Setelah dikuasai Roh Kudus, Jemaat mulai bersaksi 2:22-24, nubuatan melalui Yoel terwujud. Petrus mulai bersaksi mengenai Yesus yang tersalib, mengenai kebangkitan untuk melepaskan kita dari kuasa maut. Salib memberikan gambaran yang menyeluruh kepada kita yakni tentang kematian penebusan Tuhan Yesus untuk membayar harga dosa-dosa kita dan kebangkitanNya untuk melepaskan kita dari kuasa maut. Jika bukan itu tujuan kematian Kristus di kayu Salib, kita semua tetap bersalah di hadapan Allah dan tidak berdaya ketika berhadapan dengan maut. Namun melalui iman kepadaNya, kita menerima pengampunan atas dosa kita dan jaminan bahwa maut tak dapat mencengkeram kita.

Dalam sejarah Gereja, orang percaya bersaksi dengan perkataan. Martin Luther mengatakan orang percaya hidup melalui iman. Di dalam kurungan ia menulis 50 surat sampai sekarang surat-surat tersebut disimpan dalam musium. Ia berdiam diri di hadapan Tuhan membuat Alkitab dalam bahasa Jerman (Perjanjian baru), ini permulaan sejarah Protestan, perkataan Yesus tidak dapat dikurung.

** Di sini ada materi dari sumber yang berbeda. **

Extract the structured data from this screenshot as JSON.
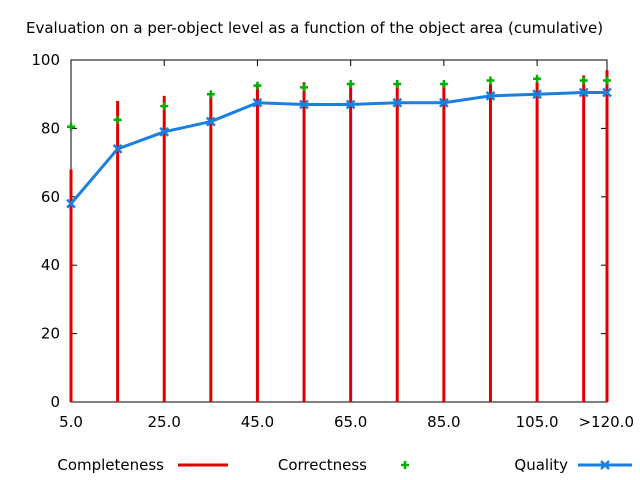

Bagaimana Nabi-nabi berkata-kata dalam Perjanjian Lama, (Yeremia 20:8,9) kondisi Yeremia begitu sukar saat itu. Kenabiannya ditentang, ia sangat putus asa dan sempat juga berpikir tidak akan mengingat Tuhan dan panggilanNya. Namun ia sadar bahwa ia tidak sanggup melarikan diri jika Tuhan sudah mengutusnya karena ada dorongan dari Roh Kudus. Itulah pelayanan, wajar sebagai manusia kita mengeluh, kecewa, namun kita tidak bisa lari dari panggilan itu dan malah itu bisa dijadikan Tuhan masa dimana Ia dapat menunjukkan rencana ajaibnya dan Dia nyatakan dalam kehidupan kita. Amos 3 ay 7,8, Amos seorang peternak domba biasa tetapi tidak bisa diam, ia mulai bersaksi. Semua orang percaya harus bersaksi, Dari Perjanjian Lama sampai Perjanjian Baru nabi Tuhan berkata-kata dengan dorongan Roh Kudus, tanpa Roh Kudus tidak bisa bersaksi.

Bagaimana mereka bersaksi : 1. Keadaan Jemaat mula-mula ay. 42,43, mereka bersekutu belajar Firman Tuhan, kegiatan Jemaat dimulai, doa bersama, Perjamuan kudus. Jemaat mula-mula merasakan takut akan Tuhan mereka dikuasai Roh Kudus, Tuhan hadir melalui persekutuan, tanda-tanda mujizat terjadi. 2. Ay. 44,45, Persekutuan kasih, saling berbagi, hidup dalam kebersamaan, Roh Kudus datang menginsyafkan dosa. Kasih Allah terwujud karena Roh Kudus hadir. 3. Ay 46, 47, mereka tekun sehati memuji Tuhan dan disukai banyak orang. 4. Kis 4:29-31. Ketika mereka ditekan oleh pemerintah, mereka berdoa, diberikan keberanian untuk memberitakan Firman Tuhan, bersaksi melalui banyak pengorbanan (Stefanus mati martir). Bersaksi merupakan rancangan Tuhan. Biarlah Roh Kudus berkarya dihati kita sehingga kita mampu bersaksi dan melayani Tuhan.